Tucked away, ‘From Space’ is an endearingly small but effectively filled shop. The showcase for resident Islington Mill artists, along with other artistic pieces from further afield. This is a place to come for unique, handmade, and sometimes rather pointless items to fill a home, (or the underneath of a Christmas tree). Most at nice and un-daunting prices to boot.
An eclectic array of art lines the walls, to suit many a taste. Andrew Brooks is of particular note. Artist of the forthcoming 'Reality Hack: Hidden Manchester' at Urbis, Brooks’ photographs are surreal and rather beautiful (see review this week). Extremely sharp portrayals of cityscapes, woodlands, derelict buildings and ships at sea, that have been layered and reworked digitally till the colours and light hold an ethereal and mystical quality. They have an unexpectedly euphoric effect upon the viewer.
Also worth a mention is Liz Scrine’s absolutely huge candleholder, the ceramic pipes reminiscent of medieval, Gormanghastesque, scenes, flickering corridors and looming shadows.
‘From Space’ is almost a bohemian lifestyle store. Not only do they wish to sell you adornments for your walls, but to dress you in artistic clothes, supply your bookshelves with artistic books, fill your living room with artistic music, and provide artistic postcards for you to inform your friends of just how artistic you are.
However, it does so in a friendly and laidback manner, without too much self-artistic awareness, which is refreshing. ‘From Space’ is full of gift potential and worth a visit.
Having by now finished my complimentary artistic beer, I head back into the cold night, one art print in bag, for a well wrapped stroll towards another art related drink. This time at the Castlefied gallery, and the preview of Laura White’s ‘If I had a monkey I wouldn’t need a TV’. I can feel my very existence turning into oil paint and gouache.
Now I like Castlefield gallery, it has enough glass windows and white walls to swell my artistic pride sufficiently, and Laura White’s show is terrific. Using the gallery as a studio, the works were made on site and as such the relation between artwork and space is articulated eloquently.

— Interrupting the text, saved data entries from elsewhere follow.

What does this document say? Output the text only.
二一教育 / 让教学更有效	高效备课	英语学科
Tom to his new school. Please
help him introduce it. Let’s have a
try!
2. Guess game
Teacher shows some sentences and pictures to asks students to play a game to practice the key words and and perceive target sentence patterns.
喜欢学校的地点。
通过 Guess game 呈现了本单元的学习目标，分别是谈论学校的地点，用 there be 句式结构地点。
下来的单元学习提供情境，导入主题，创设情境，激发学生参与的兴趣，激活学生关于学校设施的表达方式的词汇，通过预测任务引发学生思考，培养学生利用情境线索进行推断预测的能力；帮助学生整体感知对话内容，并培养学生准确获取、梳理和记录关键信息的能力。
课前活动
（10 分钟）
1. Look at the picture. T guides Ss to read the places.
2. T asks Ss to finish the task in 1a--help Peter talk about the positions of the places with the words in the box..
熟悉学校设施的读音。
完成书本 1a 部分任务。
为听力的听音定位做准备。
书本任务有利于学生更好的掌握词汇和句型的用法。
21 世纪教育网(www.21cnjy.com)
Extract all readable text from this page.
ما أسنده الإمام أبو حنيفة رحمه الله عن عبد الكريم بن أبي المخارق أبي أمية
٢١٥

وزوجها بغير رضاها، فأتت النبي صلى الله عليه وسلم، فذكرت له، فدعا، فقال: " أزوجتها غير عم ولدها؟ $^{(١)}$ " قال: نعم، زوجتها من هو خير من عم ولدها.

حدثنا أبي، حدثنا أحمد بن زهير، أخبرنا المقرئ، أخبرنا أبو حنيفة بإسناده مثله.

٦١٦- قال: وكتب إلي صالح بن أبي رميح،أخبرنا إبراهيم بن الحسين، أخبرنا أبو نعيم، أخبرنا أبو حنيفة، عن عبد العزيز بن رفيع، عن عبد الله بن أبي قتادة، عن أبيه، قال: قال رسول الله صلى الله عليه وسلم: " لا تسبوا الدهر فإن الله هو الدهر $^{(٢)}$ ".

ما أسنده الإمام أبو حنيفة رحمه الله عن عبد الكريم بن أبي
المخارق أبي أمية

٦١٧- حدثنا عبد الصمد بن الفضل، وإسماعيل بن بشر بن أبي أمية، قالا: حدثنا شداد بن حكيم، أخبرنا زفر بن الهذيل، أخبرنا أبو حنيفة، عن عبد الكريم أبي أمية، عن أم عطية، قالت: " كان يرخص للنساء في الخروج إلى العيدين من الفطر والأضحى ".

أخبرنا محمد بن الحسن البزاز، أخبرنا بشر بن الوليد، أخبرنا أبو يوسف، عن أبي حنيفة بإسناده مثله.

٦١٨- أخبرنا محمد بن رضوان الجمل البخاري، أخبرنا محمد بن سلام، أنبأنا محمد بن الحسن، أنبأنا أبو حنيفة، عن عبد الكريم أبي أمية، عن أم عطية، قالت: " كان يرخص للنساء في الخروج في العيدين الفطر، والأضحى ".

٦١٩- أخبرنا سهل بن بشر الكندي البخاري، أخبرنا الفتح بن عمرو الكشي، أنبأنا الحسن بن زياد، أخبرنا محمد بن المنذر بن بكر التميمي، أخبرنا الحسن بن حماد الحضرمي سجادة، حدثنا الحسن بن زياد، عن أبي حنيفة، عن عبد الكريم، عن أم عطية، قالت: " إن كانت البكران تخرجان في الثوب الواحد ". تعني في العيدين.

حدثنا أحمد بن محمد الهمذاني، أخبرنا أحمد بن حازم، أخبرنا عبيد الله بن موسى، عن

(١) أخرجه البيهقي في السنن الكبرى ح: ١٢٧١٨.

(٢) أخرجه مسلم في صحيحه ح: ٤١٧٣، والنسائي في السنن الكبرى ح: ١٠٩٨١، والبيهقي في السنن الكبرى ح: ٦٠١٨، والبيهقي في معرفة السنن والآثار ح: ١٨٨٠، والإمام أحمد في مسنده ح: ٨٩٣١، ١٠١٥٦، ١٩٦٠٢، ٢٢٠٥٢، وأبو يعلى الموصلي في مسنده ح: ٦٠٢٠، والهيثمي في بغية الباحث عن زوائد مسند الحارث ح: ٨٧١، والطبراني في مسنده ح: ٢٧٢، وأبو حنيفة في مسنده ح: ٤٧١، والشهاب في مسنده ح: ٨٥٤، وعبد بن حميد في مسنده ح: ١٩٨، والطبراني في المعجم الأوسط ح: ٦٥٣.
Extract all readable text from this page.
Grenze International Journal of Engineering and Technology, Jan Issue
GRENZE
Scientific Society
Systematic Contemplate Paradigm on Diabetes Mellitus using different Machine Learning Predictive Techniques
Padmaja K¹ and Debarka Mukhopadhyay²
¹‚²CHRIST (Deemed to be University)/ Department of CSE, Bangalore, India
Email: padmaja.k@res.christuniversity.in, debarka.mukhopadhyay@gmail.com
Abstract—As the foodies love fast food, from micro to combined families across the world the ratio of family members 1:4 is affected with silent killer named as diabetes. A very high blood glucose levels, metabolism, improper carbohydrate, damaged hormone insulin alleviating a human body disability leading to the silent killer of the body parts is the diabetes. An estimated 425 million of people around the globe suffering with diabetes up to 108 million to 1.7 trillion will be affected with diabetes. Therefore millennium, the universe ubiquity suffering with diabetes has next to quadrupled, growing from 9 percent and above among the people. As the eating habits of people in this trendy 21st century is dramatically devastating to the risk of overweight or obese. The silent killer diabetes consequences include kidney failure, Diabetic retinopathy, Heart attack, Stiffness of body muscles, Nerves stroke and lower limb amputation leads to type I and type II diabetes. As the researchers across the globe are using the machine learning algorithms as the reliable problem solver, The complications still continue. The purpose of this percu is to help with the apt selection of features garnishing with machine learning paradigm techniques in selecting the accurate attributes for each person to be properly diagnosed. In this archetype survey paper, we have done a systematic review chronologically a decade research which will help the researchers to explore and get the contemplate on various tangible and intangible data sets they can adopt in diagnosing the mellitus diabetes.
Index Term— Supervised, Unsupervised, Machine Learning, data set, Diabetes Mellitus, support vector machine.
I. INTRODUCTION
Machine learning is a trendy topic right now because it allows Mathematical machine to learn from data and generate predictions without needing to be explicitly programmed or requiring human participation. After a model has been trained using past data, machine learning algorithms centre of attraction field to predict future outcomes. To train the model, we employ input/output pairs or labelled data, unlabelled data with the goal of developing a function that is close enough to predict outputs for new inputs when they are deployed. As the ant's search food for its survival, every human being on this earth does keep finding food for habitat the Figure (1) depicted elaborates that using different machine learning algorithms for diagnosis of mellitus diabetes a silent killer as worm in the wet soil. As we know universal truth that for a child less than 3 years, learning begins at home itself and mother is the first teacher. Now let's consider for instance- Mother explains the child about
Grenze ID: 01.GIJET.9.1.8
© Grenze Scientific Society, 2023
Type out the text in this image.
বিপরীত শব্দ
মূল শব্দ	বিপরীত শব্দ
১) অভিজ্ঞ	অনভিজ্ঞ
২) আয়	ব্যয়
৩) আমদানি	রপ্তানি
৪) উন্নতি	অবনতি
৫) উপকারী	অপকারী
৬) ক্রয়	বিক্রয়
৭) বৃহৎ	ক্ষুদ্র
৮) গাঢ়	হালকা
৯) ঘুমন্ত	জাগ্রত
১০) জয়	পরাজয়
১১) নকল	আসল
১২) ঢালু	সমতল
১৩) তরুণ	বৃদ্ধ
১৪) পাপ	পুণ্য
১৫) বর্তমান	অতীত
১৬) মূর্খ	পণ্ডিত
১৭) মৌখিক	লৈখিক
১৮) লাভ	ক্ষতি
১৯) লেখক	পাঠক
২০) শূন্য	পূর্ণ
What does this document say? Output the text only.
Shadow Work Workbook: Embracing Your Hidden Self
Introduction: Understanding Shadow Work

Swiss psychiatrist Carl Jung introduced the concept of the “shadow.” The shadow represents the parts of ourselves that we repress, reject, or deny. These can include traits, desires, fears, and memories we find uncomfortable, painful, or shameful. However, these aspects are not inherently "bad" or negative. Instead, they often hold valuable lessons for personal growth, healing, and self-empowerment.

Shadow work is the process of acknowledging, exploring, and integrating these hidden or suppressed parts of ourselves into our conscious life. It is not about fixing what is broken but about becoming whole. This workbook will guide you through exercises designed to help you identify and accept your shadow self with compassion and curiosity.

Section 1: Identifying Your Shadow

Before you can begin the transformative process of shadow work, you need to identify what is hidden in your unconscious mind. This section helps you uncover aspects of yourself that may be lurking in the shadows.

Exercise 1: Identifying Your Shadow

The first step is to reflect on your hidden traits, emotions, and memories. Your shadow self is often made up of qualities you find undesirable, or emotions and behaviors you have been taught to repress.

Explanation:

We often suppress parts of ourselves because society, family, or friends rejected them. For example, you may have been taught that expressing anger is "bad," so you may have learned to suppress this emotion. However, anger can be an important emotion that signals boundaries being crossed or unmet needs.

Describing her own work as ‘imagery mess’, White’s art is a modern sensory explosion. Plastic animals, magazine cutouts and household goods that appear to have stepped out of the £1 shop are amalgamated into abstract and unexpected sculptures. Sponges, clothes pegs, feather dusters and suitcases are all present.
Images and objects are removed from their expected location and associations. Advertisements are shredded and mixed with clay to form a molding material; images are projected on to a pile of blowup balls and billboard posters. An Umbrella is filled with photographed animals. A huge media made stalactite hangs from the ceiling.
Laura White’s work is fun. It recalls Bahktin’s carnivalesque: enjoyment and festivity suspending and manipulating the official into freedom. The normal functions objects hold are disregarded, White makes you look at daily commodities from a different perspective.
Sipping some white wine, I catch my reflection in the window and am horrified to find that my art saturated evening has turned me into a Picasso. Wonky eyes not being the look of the season I head home, to do some decidedly non-artistic shopping at Lidl on the way.